Interview with Sarah K. L. Wilson, Author of Tangled Fae
02 Feb 2021
What can you tell us about your new release, Tangled Fae?
I fell in love with stories of the fae, particularly Daughter of the Forest by Juliette Marillier and The Folk of the Air series by Holly Black. I was particularly drawn to how limitless and ingenious fae stories can be – a melding of the dark and twisted and the gloriously beautiful and I wanted to try my hand at writing one. So, I imagined a world threatened by these magnificent but dark fae and what sort of girl might stand up against them, only to eventually be lured into their twisting, evolving story. That girl was a practical village hunter, mortal in every way, steady and determined. Her opposite is a charming fae – like a cat in human skin – who preens, and boasts, and lashes out violently but who has a plan to change everything with her at the very center of it all. I like things that try for a new perspective on something that’s been done a hundred times. I hope this series measures up to that standard.

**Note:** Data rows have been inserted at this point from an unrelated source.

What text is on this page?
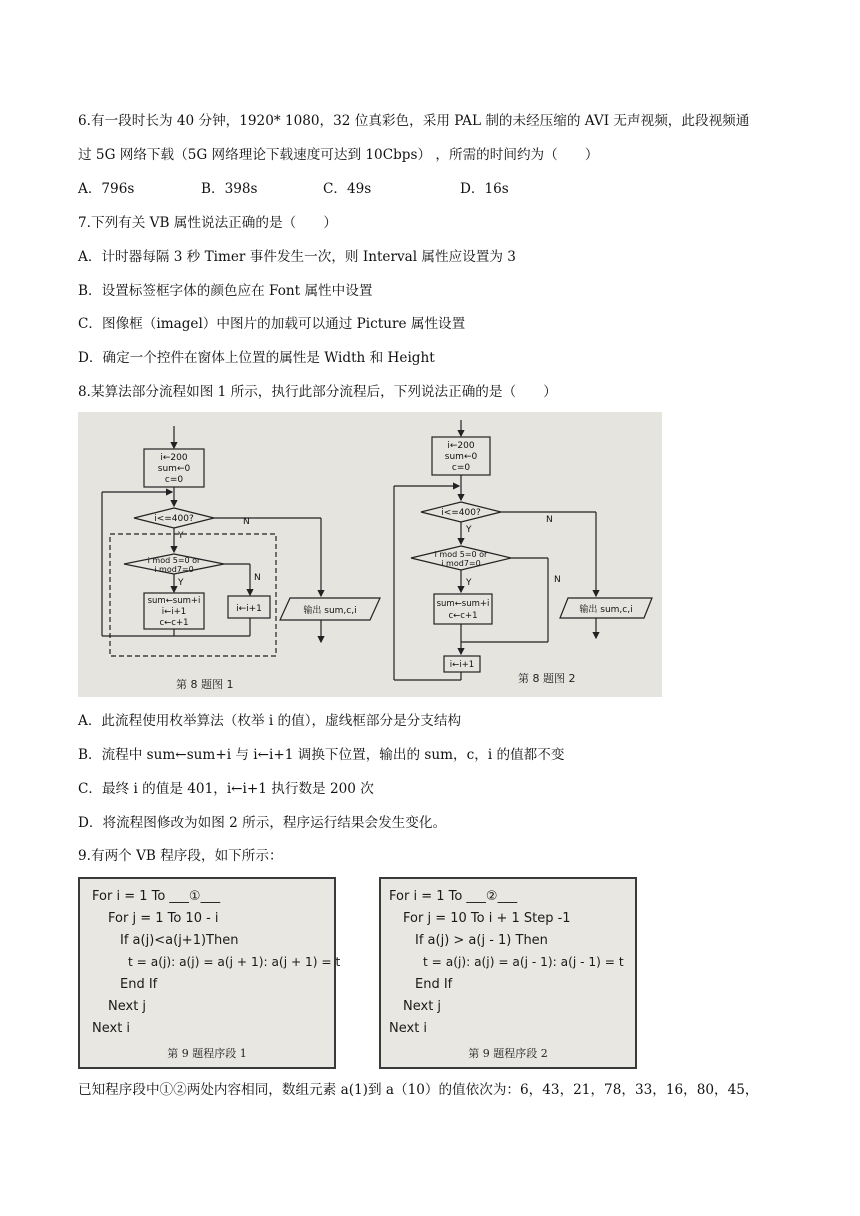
6.有一段时长为 40 分钟，1920* 1080，32 位真彩色，采用 PAL 制的未经压缩的 AVI 无声视频，此段视频通
过 5G 网络下载（5G 网络理论下载速度可达到 10Cbps） ，所需的时间约为（　　）
A．796s	B．398s	C．49s	D．16s
7.下列有关 VB 属性说法正确的是（　　）
A．计时器每隔 3 秒 Timer 事件发生一次，则 Interval 属性应设置为 3
B．设置标签框字体的颜色应在 Font 属性中设置
C．图像框（imagel）中图片的加载可以通过 Picture 属性设置
D．确定一个控件在窗体上位置的属性是 Width 和 Height
8.某算法部分流程如图 1 所示，执行此部分流程后，下列说法正确的是（　　）
i←200
sum←0
c=0
i<=400?	N
Y
i mod 5=0 or
i mod7=0
N
Y
sum←sum+i
i←i+1
c←c+1
i←i+1	输出 sum,c,i
i←200
sum←0
c=0
i<=400?
N
Y
i mod 5=0 or
i mod7=0
N
Y
sum←sum+i
c←c+1
i←i+1
输出 sum,c,i
第 8 题图 1	第 8 题图 2
A．此流程使用枚举算法（枚举 i 的值），虚线框部分是分支结构
B．流程中 sum←sum+i 与 i←i+1 调换下位置，输出的 sum，c，i 的值都不变
C．最终 i 的值是 401，i←i+1 执行数是 200 次
D．将流程图修改为如图 2 所示，程序运行结果会发生变化。
9.有两个 VB 程序段，如下所示：
For i = 1 To ___①___
For j = 1 To 10 - i
If a(j)<a(j+1)Then
t = a(j): a(j) = a(j + 1): a(j + 1) = t
End If
Next j
Next i
第 9 题程序段 1
For i = 1 To ___②___
For j = 10 To i + 1 Step -1
If a(j) > a(j - 1) Then
t = a(j): a(j) = a(j - 1): a(j - 1) = t
End If
Next j
Next i
第 9 题程序段 2
已知程序段中①②两处内容相同，数组元素 a(1)到 a（10）的值依次为：6，43，21，78，33，16，80，45，
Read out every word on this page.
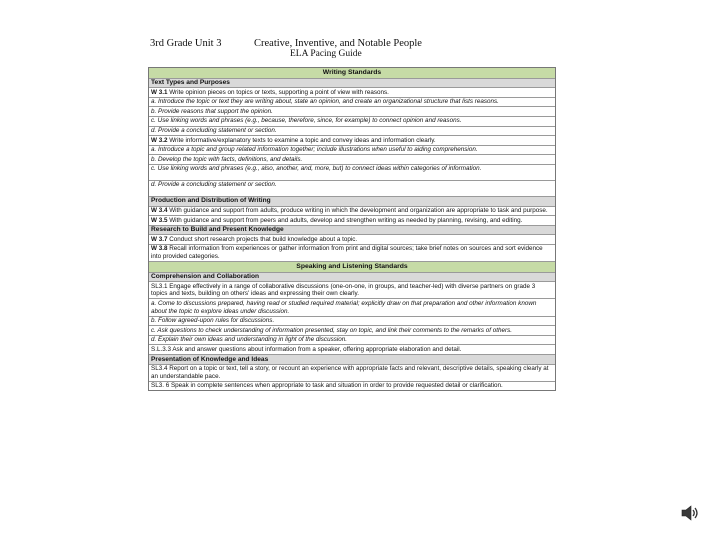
3rd Grade Unit 3	Creative, Inventive, and Notable People
ELA Pacing Guide
Writing Standards
Text Types and Purposes
W 3.1 Write opinion pieces on topics or texts, supporting a point of view with reasons.
a. Introduce the topic or text they are writing about, state an opinion, and create an organizational structure that lists reasons.
b. Provide reasons that support the opinion.
c. Use linking words and phrases (e.g., because, therefore, since, for example) to connect opinion and reasons.
d. Provide a concluding statement or section.
W 3.2 Write informative/explanatory texts to examine a topic and convey ideas and information clearly.
a. Introduce a topic and group related information together; include illustrations when useful to aiding comprehension.
b. Develop the topic with facts, definitions, and details.
c. Use linking words and phrases (e.g., also, another, and, more, but) to connect ideas within categories of information.
d. Provide a concluding statement or section.
Production and Distribution of Writing
W 3.4 With guidance and support from adults, produce writing in which the development and organization are appropriate to task and purpose.
W 3.5 With guidance and support from peers and adults, develop and strengthen writing as needed by planning, revising, and editing.
Research to Build and Present Knowledge
W 3.7 Conduct short research projects that build knowledge about a topic.
W 3.8 Recall information from experiences or gather information from print and digital sources; take brief notes on sources and sort evidence into provided categories.
Speaking and Listening Standards
Comprehension and Collaboration
SL3.1 Engage effectively in a range of collaborative discussions (one-on-one, in groups, and teacher-led) with diverse partners on grade 3 topics and texts, building on others' ideas and expressing their own clearly.
a. Come to discussions prepared, having read or studied required material; explicitly draw on that preparation and other information known about the topic to explore ideas under discussion.
b. Follow agreed-upon rules for discussions.
c. Ask questions to check understanding of information presented, stay on topic, and link their comments to the remarks of others.
d. Explain their own ideas and understanding in light of the discussion.
S.L.3.3 Ask and answer questions about information from a speaker, offering appropriate elaboration and detail.
Presentation of Knowledge and Ideas
SL3.4 Report on a topic or text, tell a story, or recount an experience with appropriate facts and relevant, descriptive details, speaking clearly at an understandable pace.
SL3. 6 Speak in complete sentences when appropriate to task and situation in order to provide requested detail or clarification.
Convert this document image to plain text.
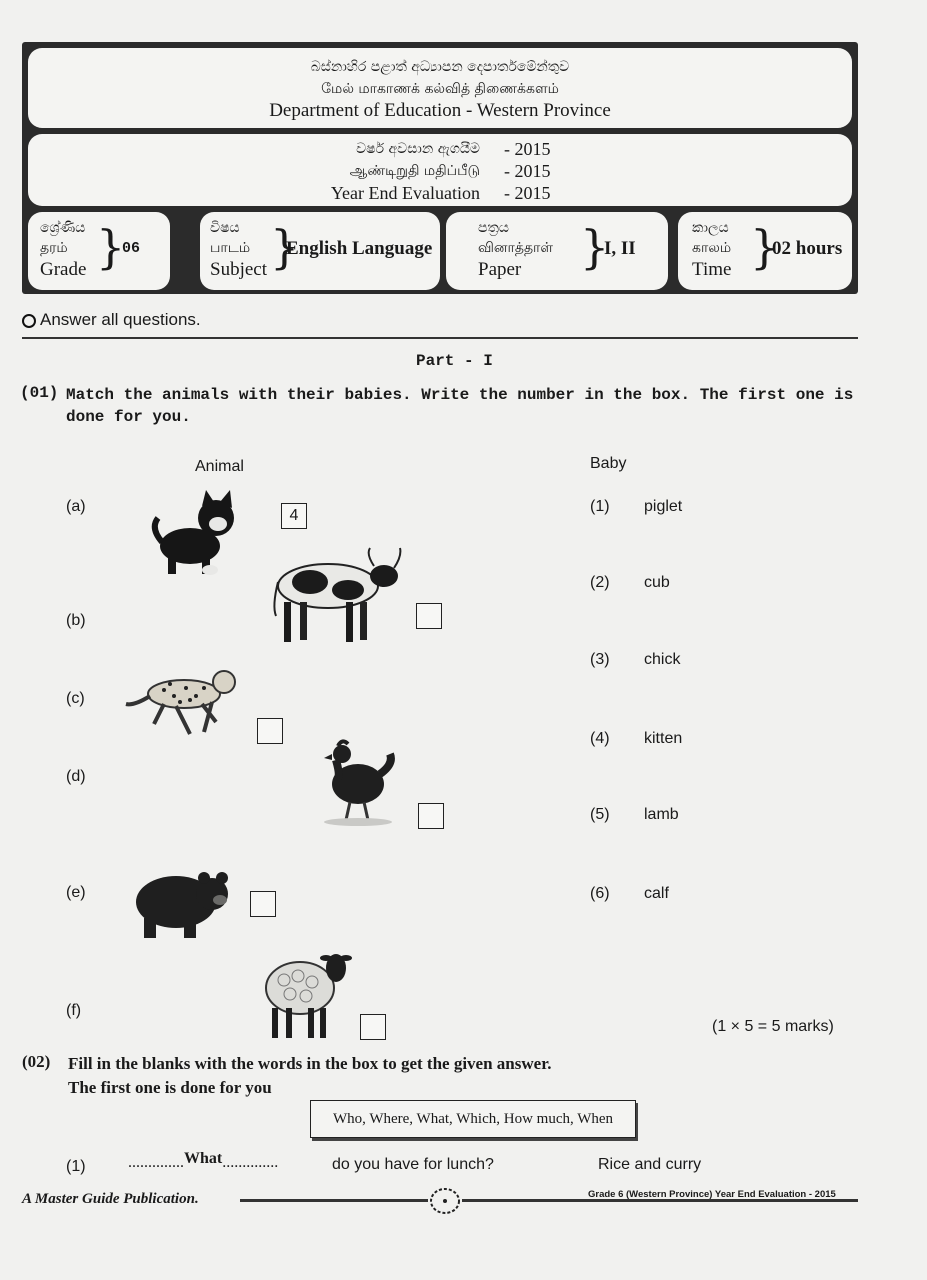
බස්නාහිර පළාත් අධ්‍යාපන දෙපාර්තමේන්තුව
மேல் மாகாணக் கல்வித் திணைக்களம்
Department of Education - Western Province
වර්ෂ අවසාන ඇගයීම
ஆண்டிறுதி மதிப்பீடு
Year End Evaluation
- 2015
- 2015
- 2015
ශ්‍රේණිය
தரம்
Grade }
06
විෂය
பாடம்
Subject }
English Language
පත්‍රය
வினாத்தாள்
Paper	}
I, II
කාලය
காலம்
Time }
02 hours
Answer all questions.
Part - I
(01) Match the animals with their babies. Write the number in the box. The first one is
done for you.
Animal	Baby
(a)
(b)
(c)
(d)
(e)
(f)
4
(1) piglet
(2) cub
(3) chick
(4) kitten
(5) lamb
(6) calf
(1 × 5 = 5 marks)
(02) Fill in the blanks with the words in the box to get the given answer.
The first one is done for you
Who, Where, What, Which, How much, When
(1)	..............What..............	do you have for lunch?	Rice and curry
A Master Guide Publication.	Grade 6 (Western Province) Year End Evaluation - 2015
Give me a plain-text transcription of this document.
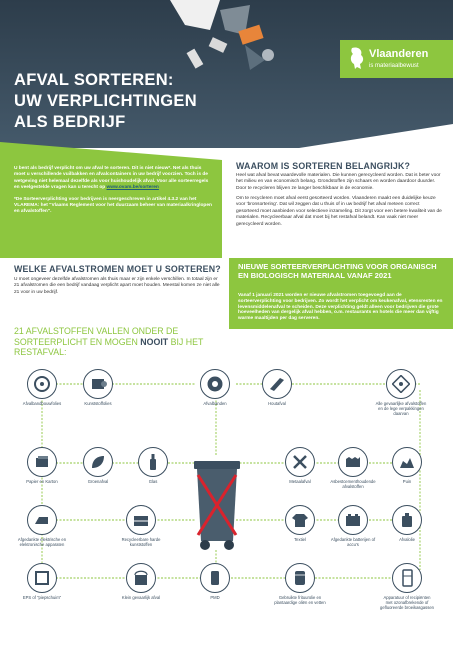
Vlaanderen
is materiaalbewust
AFVAL SORTEREN:
UW VERPLICHTINGEN
ALS BEDRIJF

U bent als bedrijf verplicht om uw afval te sorteren. Dit is niet nieuw*. Net als thuis moet u verschillende vuilbakken en afvalcontainers in uw bedrijf voorzien. Toch is de wetgeving niet helemaal dezelfde als voor huishoudelijk afval. Voor alle sorteerregels en veelgestelde vragen kan u terecht op www.ovam.be/sorteren

*De Sorteerverplichting voor bedrijven is neergeschreven in artikel 4.3.2 van het VLAREMA: het "Vlaams Reglement voor het duurzaam beheer van materiaalkringlopen en afvalstoffen".

WAAROM IS SORTEREN BELANGRIJK?
Heel wat afval bevat waardevolle materialen. Die kunnen gerecycleerd worden. Dat is beter voor het milieu en van economisch belang. Grondstoffen zijn schaars en worden daardoor duurder. Door te recycleren blijven ze langer beschikbaar in de economie.
Om te recycleren moet afval eerst gesorteerd worden. Vlaanderen maakt een duidelijke keuze voor 'bronsortering'. Dat wil zeggen dat u thuis of in uw bedrijf het afval meteen correct gesorteerd moet aanbieden voor selectieve inzameling. Dit zorgt voor een betere kwaliteit van de materialen. Recycleerbaar afval dat moet bij het restafval belandt. Kan vaak niet meer gerecycleerd worden.
WELKE AFVALSTROMEN MOET U SORTEREN?
U moet ongeveer dezelfde afvalstromen als thuis maar er zijn enkele verschillen. In totaal zijn er 21 afvalstromen die een bedrijf vandaag verplicht apart moet houden. Meestal komen ze niet alle 21 voor in uw bedrijf.
NIEUWE SORTEERVERPLICHTING VOOR ORGANISCH EN BIOLOGISCH MATERIAAL VANAF 2021
Vanaf 1 januari 2021 worden er nieuwe afvalstromen toegevoegd aan de sorteerverplichting voor bedrijven. Zo wordt het verplicht om keukenafval, etensresten en levensmiddelenafval te scheiden. Deze verplichting geldt alleen voor bedrijven die grote hoeveelheden van dergelijk afval hebben, o.m. restaurants en hotels die meer dan vijftig warme maaltijden per dag serveren.
21 AFVALSTOFFEN VALLEN ONDER DE SORTEERPLICHT EN MOGEN NOOIT BIJ HET RESTAFVAL:
RESTAFVAL
Afvalbandbouwfolies	Kunststoffolies	Afvalbanden	Houtafval	Alle gevaarlijke afvalstoffen en de lege verpakkingen daarvan
Papier en Karton	Groenafval	Glas	Metaalafval	Asbestcementhoudende afvalstoffen
Puin
Afgedankte elektrische en elektronische apparaten
Recycleerbare harde kunststoffen
Textiel	Afgedankte batterijen of accu's
Afvalolie
EPS of "piepschuim"	Klein gevaarlijk afval	PMD	Gebruikte frituurolie en plantaardige oliën en vetten
Apparatuur of recipiënten met ozonafbrekende of gefluoreerde broeikasgassen
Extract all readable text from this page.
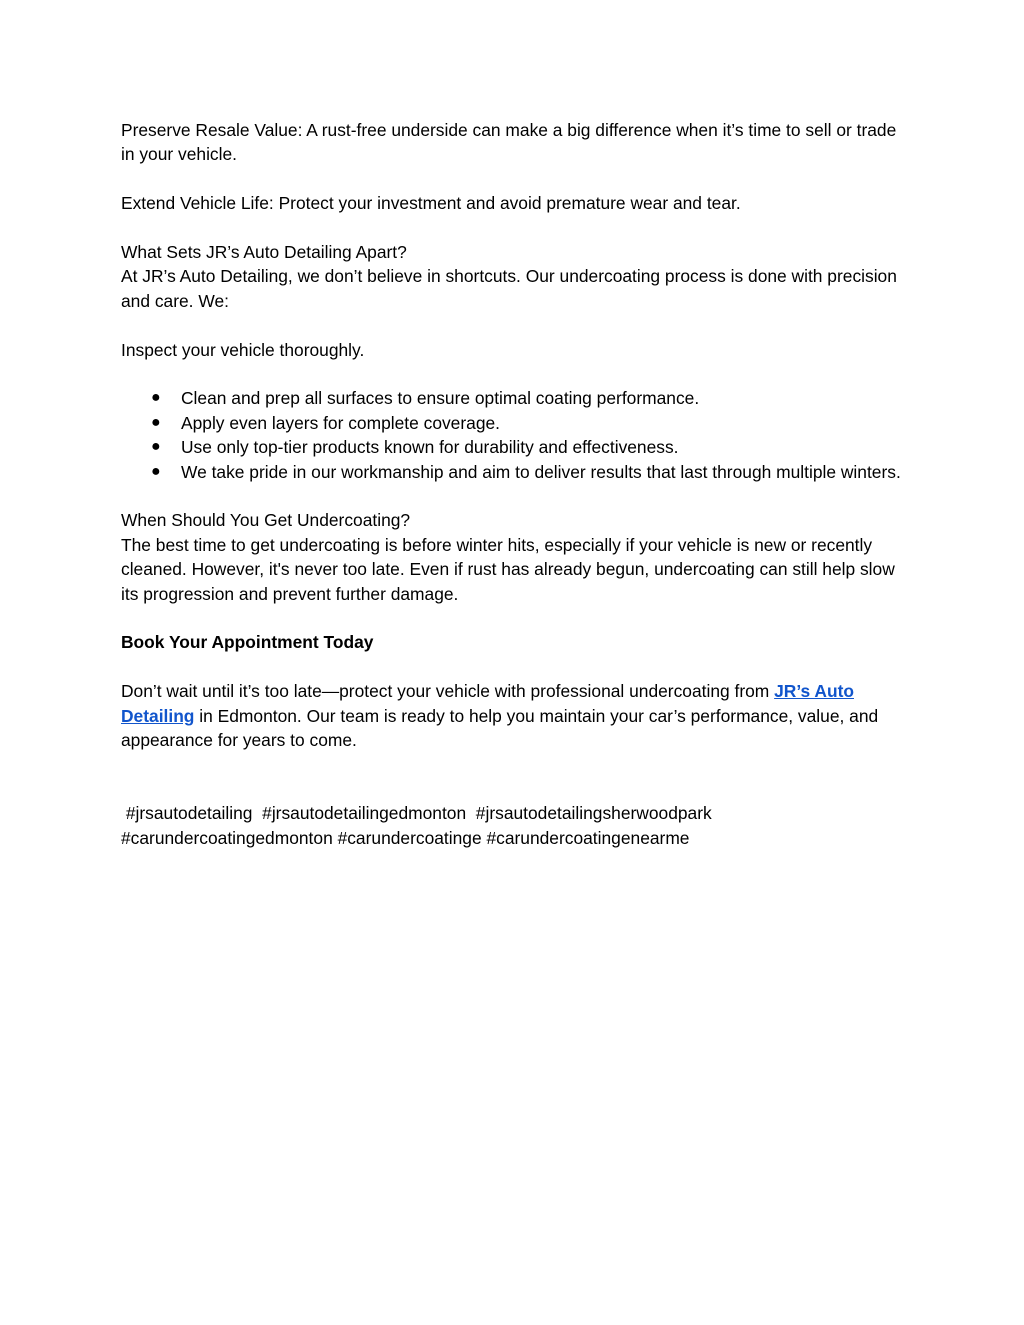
Preserve Resale Value: A rust-free underside can make a big difference when it’s time to sell or trade in your vehicle.

Extend Vehicle Life: Protect your investment and avoid premature wear and tear.

What Sets JR’s Auto Detailing Apart?

At JR’s Auto Detailing, we don’t believe in shortcuts. Our undercoating process is done with precision and care. We:

Inspect your vehicle thoroughly.

● Clean and prep all surfaces to ensure optimal coating performance.
● Apply even layers for complete coverage.
● Use only top-tier products known for durability and effectiveness.
● We take pride in our workmanship and aim to deliver results that last through multiple winters.

When Should You Get Undercoating?

The best time to get undercoating is before winter hits, especially if your vehicle is new or recently cleaned. However, it's never too late. Even if rust has already begun, undercoating can still help slow its progression and prevent further damage.

Book Your Appointment Today

Don’t wait until it’s too late—protect your vehicle with professional undercoating from JR’s Auto Detailing in Edmonton. Our team is ready to help you maintain your car’s performance, value, and appearance for years to come.

#jrsautodetailing  #jrsautodetailingedmonton  #jrsautodetailingsherwoodpark

#carundercoatingedmonton #carundercoatinge #carundercoatingenearme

What books are currently on your nightstand?
I’m reading Swordheart by T Kingfisher and next on my to-be-read list is Elise Kova’s Loom Saga. I must say that T Kingfisher has become an obsession of mine. Her work is the embodiment of everything I loved and have sorely missed in the work of Terry Pratchett since his untimely death.
What advice would you give your teenage self?
Daydreaming isn’t a waste of time. It’s how you’re going to earn your living someday. So keep on daydreaming and don’t be embarrassed when people catch you at it.
If you had an extra hour each day, how would you spend it?
Reading. I read a lot already, but it’s impossible not to want to add more time to that, don’t you think?
What makes your world go round? Why does it bring you joy?
I have a deep faith that gives me a lens through which I see everything so that nothing is without meaning or passion. It makes simple things bright with joy and dark things laced with golden hope.
What scene in Tangled Fae was your favorite to write?
There’s a scene in the beginning of the books where the fae character kills a mouse with a sewing needle (he has been shrunk to mouse-size) that made me laugh while I wrote it and I think scenes that make the author laugh are fun for readers, too.
There’s also a scene where the fae character surprises the main character with a dark gift – and I loved the complicated emotions they both had surrounding that gift. Both of them see it so incredibly differently – him with pride, her with horror – and you just know that readers are going to take a side on that, and it thrills me to be able to surprise them, too.
There are a few running games the characters play with one another through the series and I like it when they resurface for a few lines. I think people like anticipating and guessing when those will pop up again.